Chętnych do pracy jest niewielu (stawki na rynku wahają się od 11 do 15 zł za godzinę brutto), także Ukraińcy wolą wybrać branże pozarolnicze. – Nie ma się co oszukiwać, praca w polu jest ciężka – od godz. 5 do 20, z jakąś godzinną przerwą na obiad. Pracuje się na słońcu, w upale – w większości 30-stopniowym, co także jest męczące. Więc jeśli jest inna opcja, to Ukraińcy ją wybierają. Np. mężczyźni, którzy pracowali u mnie przez kilka ostatnich lat, teraz budują drogę za zupełnie inne pieniądze. Podobnie panie, które wcześniej pomagały nam w zbiorach teraz pracują w hotelach w Warszawie, wewnątrz, w klimatyzowanych pomieszczeniach.
Żeby wyprodukować dobry owoc, trzeba zainwestować. – Koszty produkcji są naprawdę duże, pomijając sadzonki, konstrukcje czy nawodnienia, to podrożało paliwo. Wzrosły też ceny nawozów i środków ochrony roślin – podobno spowodowane jest to pandemią koronawirusa. Do tego wszystkiego dołożyła się jeszcze niekorzystna dla plantacji zima – wylicza producent malin.
– Nigdy ani za niska, ani za wysoka cena nie jest dobra dla producenta – podkreśla Tomasz Solis. – Najlepsza dla niego jest cena, która jest stabilna i opłacalna. I na to producenci liczą.

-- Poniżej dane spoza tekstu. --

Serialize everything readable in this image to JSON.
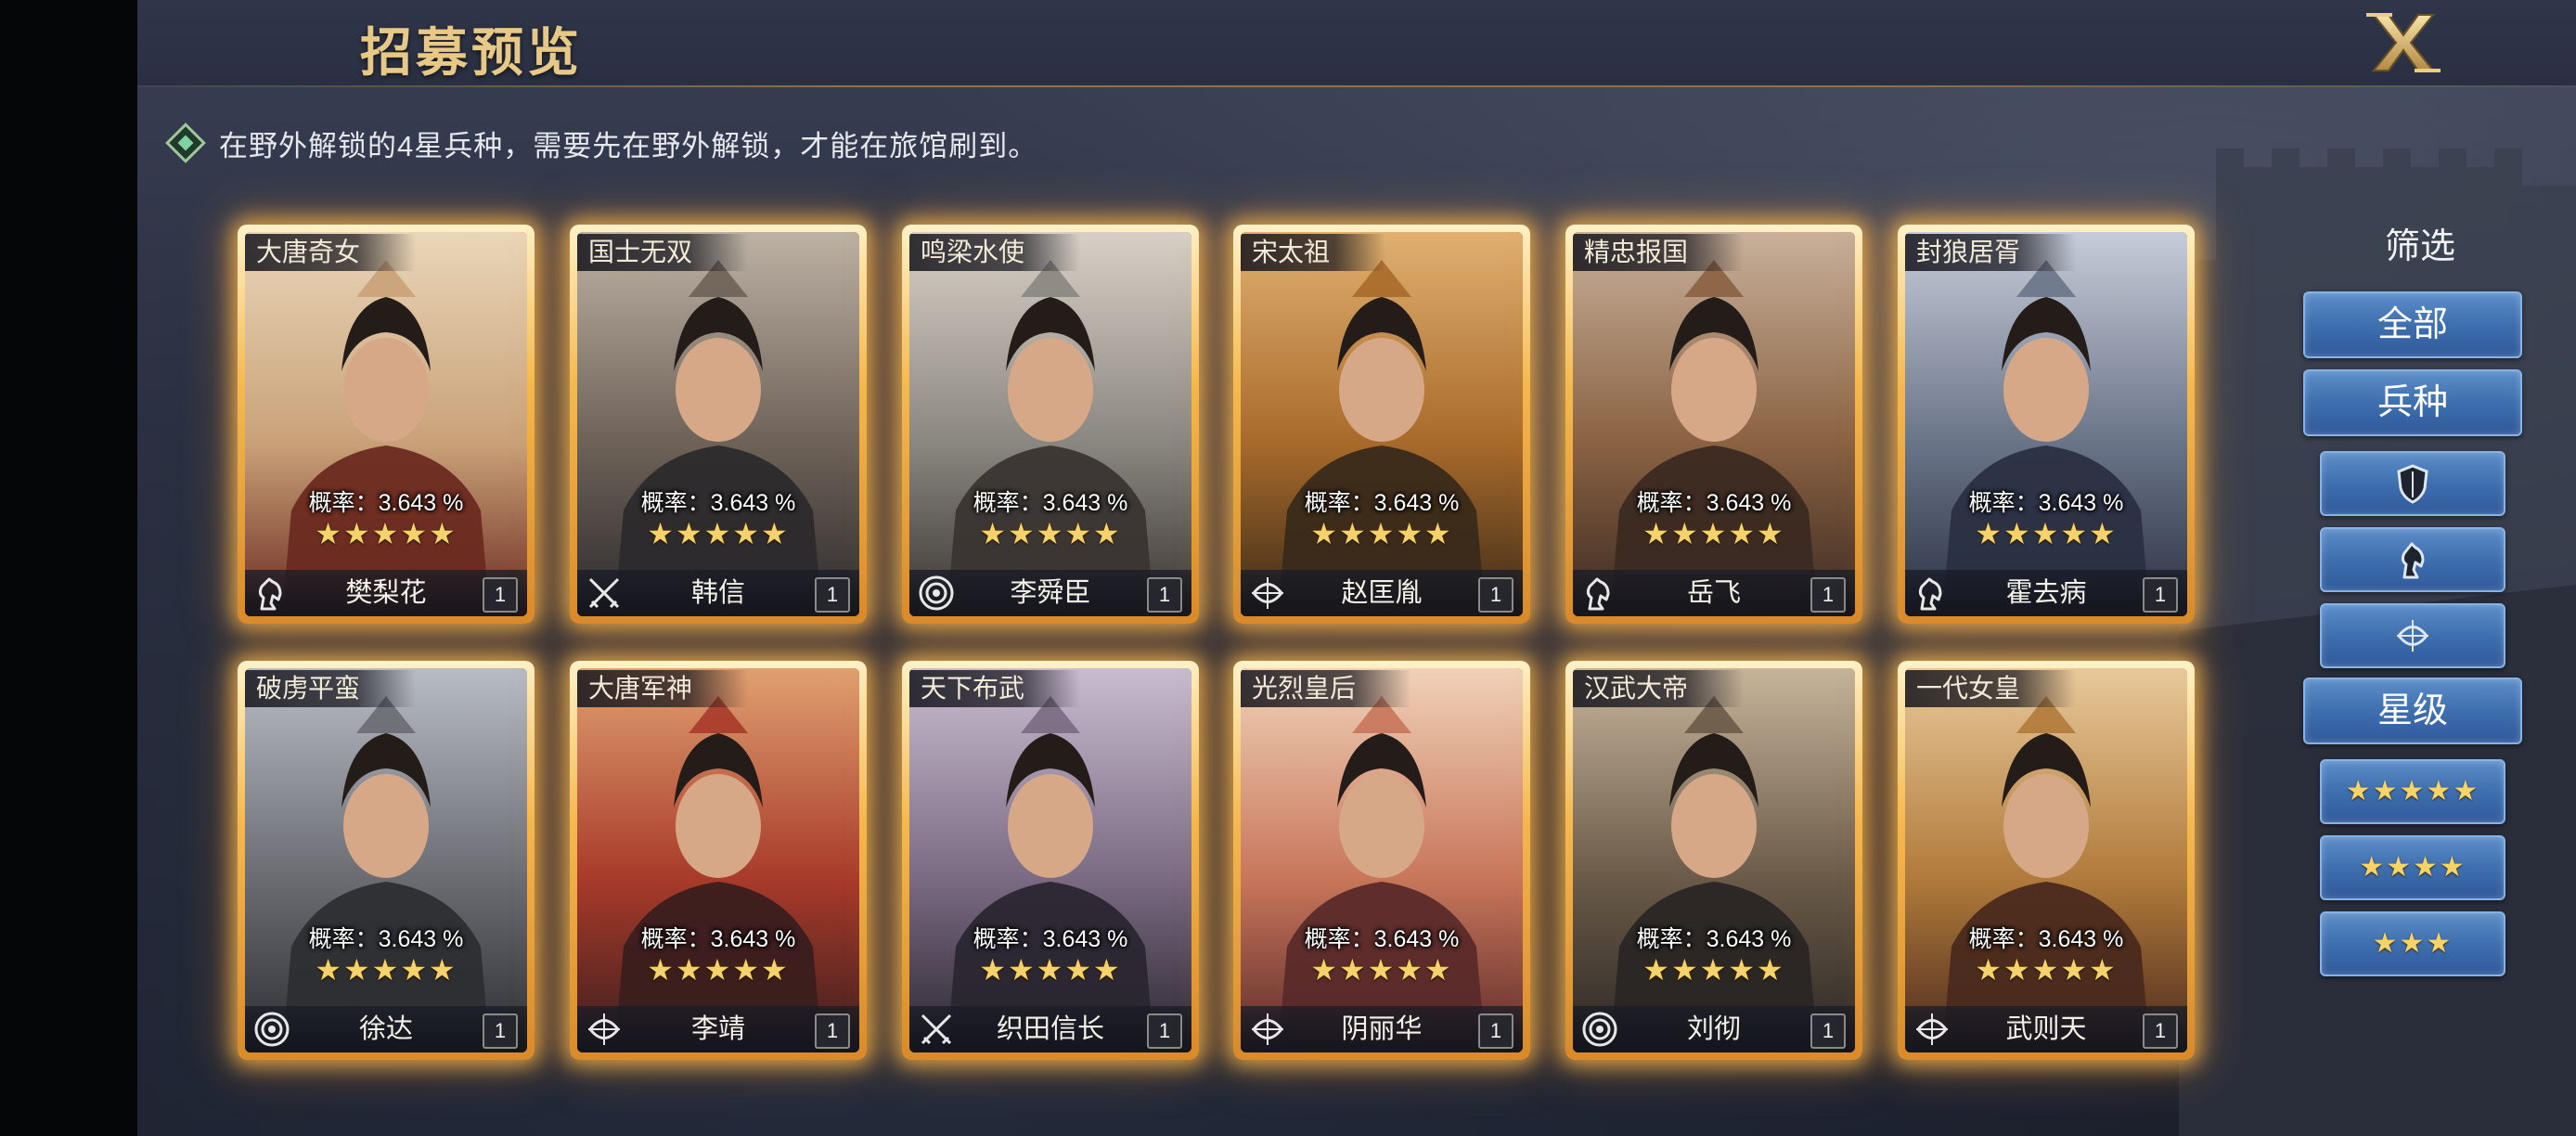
{
  "header": {
    "title": "招募预览"
  },
  "notice": {
    "text": "在野外解锁的4星兵种，需要先在野外解锁，才能在旅馆刷到。"
  },
  "cards": [
    {
      "title": "大唐奇女",
      "rate": "概率：3.643 %",
      "stars": "★★★★★",
      "name": "樊梨花",
      "count": "1",
      "type_icon": "cavalry-icon"
    },
    {
      "title": "国士无双",
      "rate": "概率：3.643 %",
      "stars": "★★★★★",
      "name": "韩信",
      "count": "1",
      "type_icon": "crossed-swords-icon"
    },
    {
      "title": "鸣梁水使",
      "rate": "概率：3.643 %",
      "stars": "★★★★★",
      "name": "李舜臣",
      "count": "1",
      "type_icon": "target-icon"
    },
    {
      "title": "宋太祖",
      "rate": "概率：3.643 %",
      "stars": "★★★★★",
      "name": "赵匡胤",
      "count": "1",
      "type_icon": "bow-icon"
    },
    {
      "title": "精忠报国",
      "rate": "概率：3.643 %",
      "stars": "★★★★★",
      "name": "岳飞",
      "count": "1",
      "type_icon": "cavalry-icon"
    },
    {
      "title": "封狼居胥",
      "rate": "概率：3.643 %",
      "stars": "★★★★★",
      "name": "霍去病",
      "count": "1",
      "type_icon": "cavalry-icon"
    },
    {
      "title": "破虏平蛮",
      "rate": "概率：3.643 %",
      "stars": "★★★★★",
      "name": "徐达",
      "count": "1",
      "type_icon": "target-icon"
    },
    {
      "title": "大唐军神",
      "rate": "概率：3.643 %",
      "stars": "★★★★★",
      "name": "李靖",
      "count": "1",
      "type_icon": "bow-icon"
    },
    {
      "title": "天下布武",
      "rate": "概率：3.643 %",
      "stars": "★★★★★",
      "name": "织田信长",
      "count": "1",
      "type_icon": "crossed-swords-icon"
    },
    {
      "title": "光烈皇后",
      "rate": "概率：3.643 %",
      "stars": "★★★★★",
      "name": "阴丽华",
      "count": "1",
      "type_icon": "bow-icon"
    },
    {
      "title": "汉武大帝",
      "rate": "概率：3.643 %",
      "stars": "★★★★★",
      "name": "刘彻",
      "count": "1",
      "type_icon": "target-icon"
    },
    {
      "title": "一代女皇",
      "rate": "概率：3.643 %",
      "stars": "★★★★★",
      "name": "武则天",
      "count": "1",
      "type_icon": "bow-icon"
    }
  ],
  "filter": {
    "title": "筛选",
    "all_label": "全部",
    "troop_label": "兵种",
    "troop_icons": [
      "shield-icon",
      "horse-icon",
      "bow-icon"
    ],
    "star_label": "星级",
    "star_options": [
      "★★★★★",
      "★★★★",
      "★★★"
    ]
  },
  "colors": {
    "title_gold": "#e8c886",
    "card_glow": "#f5b94f",
    "filter_blue": "#3e6fae"
  }
}
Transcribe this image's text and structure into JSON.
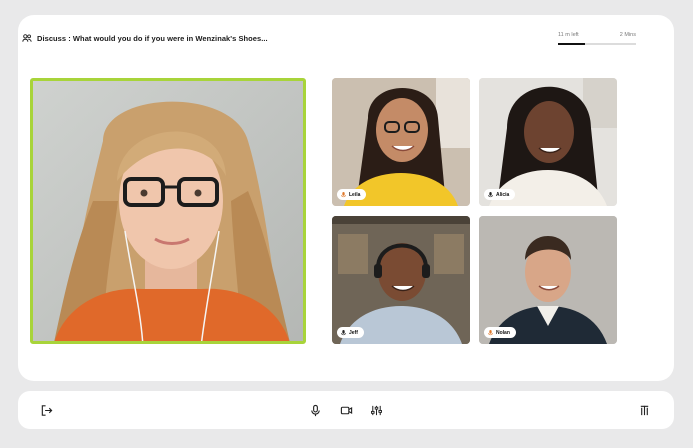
{
  "session": {
    "topic_text": "Discuss : What would you do if you were in Wenzinak's Shoes...",
    "timer": {
      "elapsed_label": "11 m left",
      "total_label": "2 Mins",
      "progress": 0.35
    }
  },
  "participants": [
    {
      "name": "",
      "role": "active-speaker"
    },
    {
      "name": "Leila"
    },
    {
      "name": "Alicia"
    },
    {
      "name": "Jeff"
    },
    {
      "name": "Nolan"
    }
  ],
  "colors": {
    "active_speaker_border": "#a8d43a",
    "mic_accent": "#e07a2d",
    "background": "#e9e9ea"
  },
  "toolbar": {
    "icons": [
      "exit-icon",
      "microphone-icon",
      "camera-icon",
      "settings-sliders-icon",
      "more-options-icon"
    ]
  }
}
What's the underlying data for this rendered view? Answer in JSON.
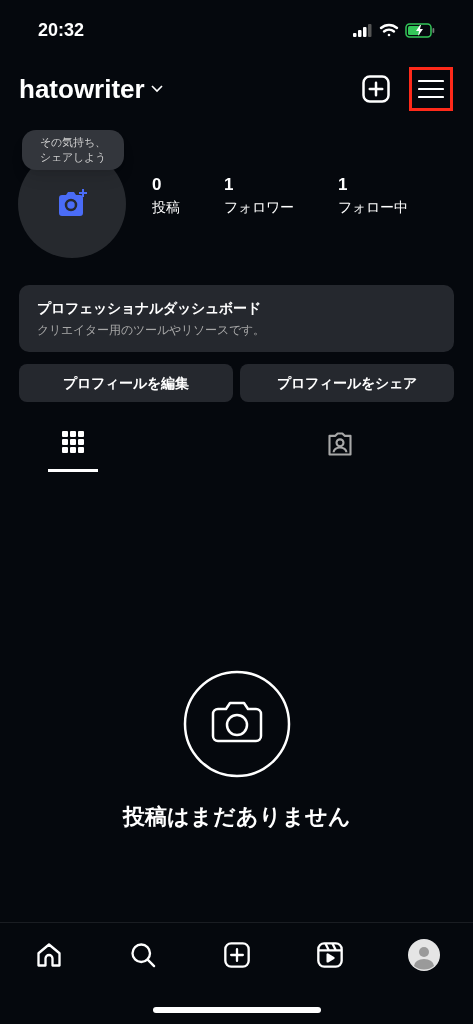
{
  "status_bar": {
    "time": "20:32"
  },
  "header": {
    "username": "hatowriter",
    "menu_highlighted": true
  },
  "profile": {
    "tooltip": [
      "その気持ち、",
      "シェアしよう"
    ],
    "stats": [
      {
        "value": "0",
        "label": "投稿"
      },
      {
        "value": "1",
        "label": "フォロワー"
      },
      {
        "value": "1",
        "label": "フォロー中"
      }
    ]
  },
  "dashboard": {
    "title": "プロフェッショナルダッシュボード",
    "subtitle": "クリエイター用のツールやリソースです。"
  },
  "buttons": [
    "プロフィールを編集",
    "プロフィールをシェア"
  ],
  "tabs": [
    {
      "kind": "grid",
      "selected": true
    },
    {
      "kind": "tagged",
      "selected": false
    }
  ],
  "empty_state": {
    "message": "投稿はまだありません"
  },
  "bottom_nav": [
    {
      "kind": "home"
    },
    {
      "kind": "search"
    },
    {
      "kind": "create"
    },
    {
      "kind": "reels"
    },
    {
      "kind": "profile"
    }
  ]
}
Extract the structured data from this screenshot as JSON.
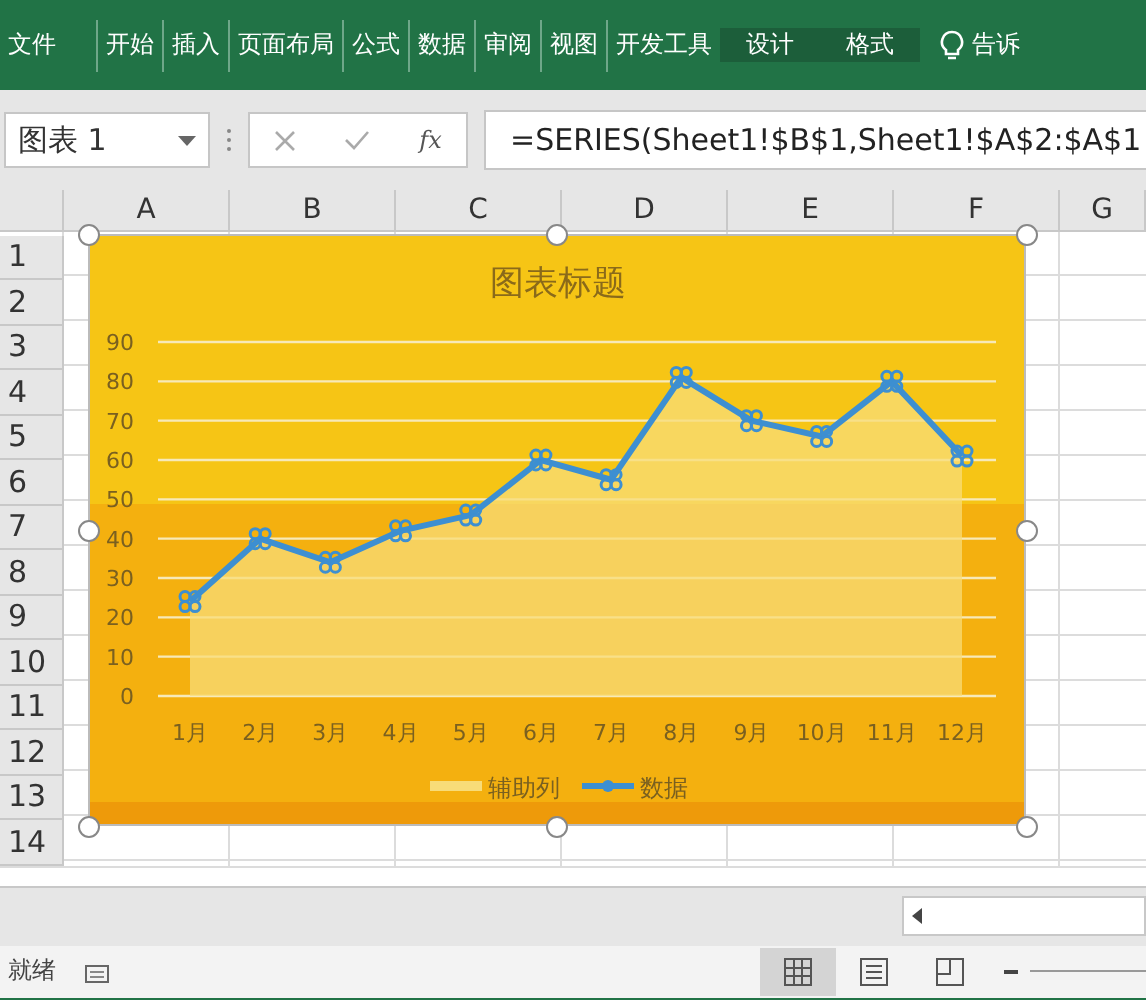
{
  "ribbon": {
    "tabs": [
      {
        "label": "文件",
        "kind": "file"
      },
      {
        "label": "开始",
        "kind": "normal"
      },
      {
        "label": "插入",
        "kind": "normal"
      },
      {
        "label": "页面布局",
        "kind": "normal"
      },
      {
        "label": "公式",
        "kind": "normal"
      },
      {
        "label": "数据",
        "kind": "normal"
      },
      {
        "label": "审阅",
        "kind": "normal"
      },
      {
        "label": "视图",
        "kind": "normal"
      },
      {
        "label": "开发工具",
        "kind": "normal"
      },
      {
        "label": "设计",
        "kind": "contextual"
      },
      {
        "label": "格式",
        "kind": "contextual"
      }
    ],
    "tell_me": "告诉"
  },
  "formula_bar": {
    "name_box": "图表 1",
    "fx": "fx",
    "formula": "=SERIES(Sheet1!$B$1,Sheet1!$A$2:$A$1"
  },
  "sheet": {
    "columns": [
      "A",
      "B",
      "C",
      "D",
      "E",
      "F",
      "G"
    ],
    "rows": [
      "1",
      "2",
      "3",
      "4",
      "5",
      "6",
      "7",
      "8",
      "9",
      "10",
      "11",
      "12",
      "13",
      "14"
    ]
  },
  "chart": {
    "title": "图表标题",
    "chart_data": {
      "type": "line",
      "categories": [
        "1月",
        "2月",
        "3月",
        "4月",
        "5月",
        "6月",
        "7月",
        "8月",
        "9月",
        "10月",
        "11月",
        "12月"
      ],
      "yticks": [
        0,
        10,
        20,
        30,
        40,
        50,
        60,
        70,
        80,
        90
      ],
      "ylim": [
        0,
        90
      ],
      "grid": true,
      "legend": true,
      "series": [
        {
          "name": "辅助列",
          "type": "area",
          "color": "#f8dc78",
          "values": [
            24,
            40,
            34,
            42,
            46,
            60,
            55,
            81,
            70,
            66,
            80,
            61
          ]
        },
        {
          "name": "数据",
          "type": "line",
          "color": "#3d8fd1",
          "values": [
            24,
            40,
            34,
            42,
            46,
            60,
            55,
            81,
            70,
            66,
            80,
            61
          ]
        }
      ]
    }
  },
  "status_bar": {
    "status": "就绪",
    "views": [
      {
        "kind": "normal",
        "selected": true
      },
      {
        "kind": "page-layout",
        "selected": false
      },
      {
        "kind": "page-break",
        "selected": false
      }
    ]
  }
}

– Dla nas byłoby najlepiej gdyby cena była stała, na poziomie 8 zł – przyznaje Sławomir Brzusek.
Tymczasem w związku z wysoką ceną malin na skupie, policja odnotowała kradzieże na plantacjach w powiecie kraśnickim. – Do większości z nich doszło w lipcu m.in. na terenie gminy Urzędów – potwierdza mł. asp. Paweł Cieliczko, rzecznik Komendy Powiatowej Policji w Kraśniku. – Otrzymaliśmy kilka zawiadomień o przestępstwie i jednym wykroczeniu. W sumie – według szacunków osób poszkodowanych – zostało skradzionych ok. 1 tony malin na łączną kwotę 10 tys. zł.